The festivities will continue during the New York Liberty’s game against the Connecticut Sun, where the Liberty aim to build upon the historic momentum experienced throughout the 2024 WNBA season. During the game, there will be a special halftime performance choreographed by Hell’s Kitchen’s choreographer Camille A. Brown and associate chorographer Rickey Tripp featuring the New York Liberty mascot, Ellie the Elephant, and dance team, as well as an on-court giveaway where two fans will have the chance to win tickets to an upcoming Hell’s Kitchen performance.

Ali is a 17-year-old girl full of fire – searching for freedom, passion and her place in the world. How she finds them is a New York City coming-of-age story you’ve never felt before – Hell’s Kitchen, a new musical from 16-time Grammy® Award winner Alicia Keys, whose songs and experiences growing up in NY inspire a story made for Broadway.

Rebellious and stifled by an overprotective single mother, Ali is lost until she meets her mentor: a neighbor who opens her heart and mind to the power of the piano. Set to the rhythm of the 90s, Hell’s Kitchen is a love story between a mother and daughter.  It’s about finding yourself, your purpose, and the community that lifts you. Come remember where dreams begin.

The “powerhouse cast” is led by Tony Award® winner Maleah Joi Moon, Shoshana Bean, Brandon Victor Dixon, Tony Award® winner Kecia Lewis and Chris Lee. Hell’s Kitchen is directed by four-time Tony Award® nominee Michael Greif, with choreography by four-time Tony Award nominee Camille A. Brown, a book by Pulitzer Prize finalist and Tony Award nominee Kristoffer Diaz – and the music of Keys, featuring new songs and her greatest hits.

The Hell’s Kitchen Original Broadway Cast Recording is available now via Alicia Keys Records/Interscope Records on streaming and digital platforms worldwide with a physical release to follow.

Hell’s Kitchen lottery tickets are available through a digital lottery the day before the performance at rush.telecharge.com.
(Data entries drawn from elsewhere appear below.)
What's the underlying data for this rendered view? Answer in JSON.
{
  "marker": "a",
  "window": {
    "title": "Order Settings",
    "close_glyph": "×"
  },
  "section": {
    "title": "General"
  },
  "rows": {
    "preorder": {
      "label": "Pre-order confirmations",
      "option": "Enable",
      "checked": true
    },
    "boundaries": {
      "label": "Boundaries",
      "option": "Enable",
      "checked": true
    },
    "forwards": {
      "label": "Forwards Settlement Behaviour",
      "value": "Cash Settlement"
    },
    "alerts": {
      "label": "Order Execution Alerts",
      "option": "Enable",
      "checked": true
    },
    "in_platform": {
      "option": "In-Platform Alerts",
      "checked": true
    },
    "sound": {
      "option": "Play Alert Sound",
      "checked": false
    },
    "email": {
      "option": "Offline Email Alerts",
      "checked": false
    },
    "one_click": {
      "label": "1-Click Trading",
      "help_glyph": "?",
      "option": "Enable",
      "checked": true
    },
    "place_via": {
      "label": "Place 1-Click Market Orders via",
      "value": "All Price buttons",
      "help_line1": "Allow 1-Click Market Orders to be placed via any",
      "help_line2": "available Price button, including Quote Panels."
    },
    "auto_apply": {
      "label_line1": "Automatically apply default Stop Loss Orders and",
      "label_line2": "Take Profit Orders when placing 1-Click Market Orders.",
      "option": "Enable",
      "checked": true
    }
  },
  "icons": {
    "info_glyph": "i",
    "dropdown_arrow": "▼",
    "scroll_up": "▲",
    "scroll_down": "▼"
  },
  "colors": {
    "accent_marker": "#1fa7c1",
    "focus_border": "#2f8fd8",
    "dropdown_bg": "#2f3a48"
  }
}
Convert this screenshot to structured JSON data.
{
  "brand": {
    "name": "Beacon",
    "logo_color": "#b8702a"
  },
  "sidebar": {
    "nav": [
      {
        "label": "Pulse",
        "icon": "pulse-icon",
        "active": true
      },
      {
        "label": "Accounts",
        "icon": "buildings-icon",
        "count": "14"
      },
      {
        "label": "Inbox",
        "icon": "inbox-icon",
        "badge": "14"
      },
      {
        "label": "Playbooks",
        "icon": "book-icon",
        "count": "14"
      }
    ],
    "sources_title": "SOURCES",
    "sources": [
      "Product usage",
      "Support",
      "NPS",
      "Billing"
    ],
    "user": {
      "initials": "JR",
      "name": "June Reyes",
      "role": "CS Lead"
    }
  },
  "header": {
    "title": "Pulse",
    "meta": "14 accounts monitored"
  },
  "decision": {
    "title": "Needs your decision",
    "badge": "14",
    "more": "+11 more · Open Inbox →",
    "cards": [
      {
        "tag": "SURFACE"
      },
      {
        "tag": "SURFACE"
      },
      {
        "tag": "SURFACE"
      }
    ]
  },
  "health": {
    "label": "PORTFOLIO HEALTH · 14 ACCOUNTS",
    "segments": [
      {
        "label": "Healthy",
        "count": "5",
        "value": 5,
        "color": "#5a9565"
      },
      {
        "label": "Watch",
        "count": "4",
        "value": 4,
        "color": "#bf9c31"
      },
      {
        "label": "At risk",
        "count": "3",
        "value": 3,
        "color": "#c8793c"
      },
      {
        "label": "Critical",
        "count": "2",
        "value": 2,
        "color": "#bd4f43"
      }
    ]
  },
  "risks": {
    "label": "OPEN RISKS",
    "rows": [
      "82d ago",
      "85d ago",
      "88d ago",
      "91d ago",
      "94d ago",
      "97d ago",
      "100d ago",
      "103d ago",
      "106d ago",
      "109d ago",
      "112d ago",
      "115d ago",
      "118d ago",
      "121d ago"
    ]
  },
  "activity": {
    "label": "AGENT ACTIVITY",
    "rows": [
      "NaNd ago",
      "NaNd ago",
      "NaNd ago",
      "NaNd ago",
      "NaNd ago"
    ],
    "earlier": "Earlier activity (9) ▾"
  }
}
The digital lottery opens at rush.telecharge.com at 12AM (ET) one day before the performance with winners announced that same morning at 10AM (ET), with a second announcement of additional winners that afternoon at 3PM (ET). Winners may purchase up to two tickets at $39 each (inclusive of $5 service fee), subject to availability. Seats may be partial view.

A limited number of in-person Hell’s Kitchen rush tickets will be available on the day of each performance for $39 per ticket when the Shubert Theatre box office opens. Maximum of two tickets per person, subject to availability. Seats may be partial view. The box office opens Monday through Saturday at 10AM (ET) and Sunday at 12PM (ET).

Tickets for Hell’s Kitchen are available at HellsKitchen.com and Telecharge.com. Tickets can also be purchased at the Shubert Theatre box office. Ticket prices range from $59-199.

Season ticket memberships and single game tickets for New York Liberty home games at Barclays Center are on sale now via Ticketmaster. To learn more and view additional ticketing options such as group tickets and ticket plans, visit liberty.wnba.com/tickets.

The performance schedule for Hell’s Kitchen is Tuesday, Thursday and Friday at 7PM, Wednesday at 7:30PM, Saturday at 8PM, with matinees on Wednesday and Saturday at 2PM, and Sunday at 3PM.